I had learned my lesson on volunteering many years ago. I'll tell you a story. As a favor to someone I work with who I knew was dealing with a lot to get a fundraising deal off the ground, I signed up to work a posh deal that preceded a performance event. They were desperate for people, I was told.
So, on a Saturday, I went. The second I got there, before I could even take off my coat and without so much as a hello (because I was the help), I was seized and shuffled off to . . . stand by the elevators and point around the corner to where the event was taking place. I think I saw about five people and directed one. I sat out there by myself for an hour. Meanwhile, the other volunteer--higher up on the food chain than I--was sipping champagne and chatting with guests. I felt like the high schooler hired to take the coats--invisible and inconsequential.
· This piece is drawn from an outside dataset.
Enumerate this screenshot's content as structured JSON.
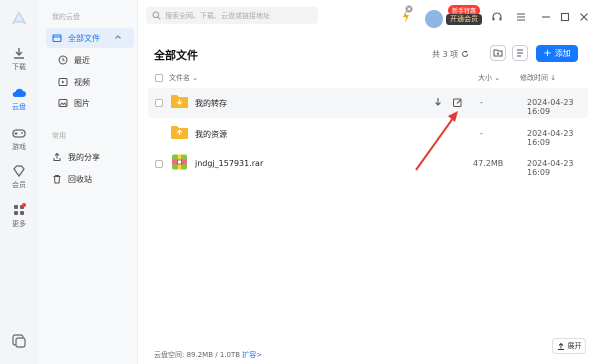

It wasn't how I envisioned myself as a professional representing an institution.
After that, I wasn't as eager to offer up my services. I'm very much a team player, but a crucial component of that is not wasting people's time and treating them with respect. Different rules for different people make me very cranky.
Lately, though, I'm finding a certain amount of obligation inherent in this promotion concept. I understand it goes with the territory. And because the two people higher up the food chain committed to attending the same event at which our boss requested representation, I felt it my responsibility to put a face on event number 2--who else was going to do it?
So I am set to attend a concert of music I really don't like, by myself, that doesn't happen until 8. I had thought I had made tentative dinner plans with one of the conscriptees going to the other event. But alas! The second he found out that there were two of them going, he bailed on that and is going home. The same person, naturally, that I volunteered for at the first event (and he bails on every event, be it birthday, baby showers or whatever, so I shouldn't be surprised).
Every man for himself, I guess. Not what I want to be doing with my Friday night. But for some strange reason, I'm feeling a seething hostility.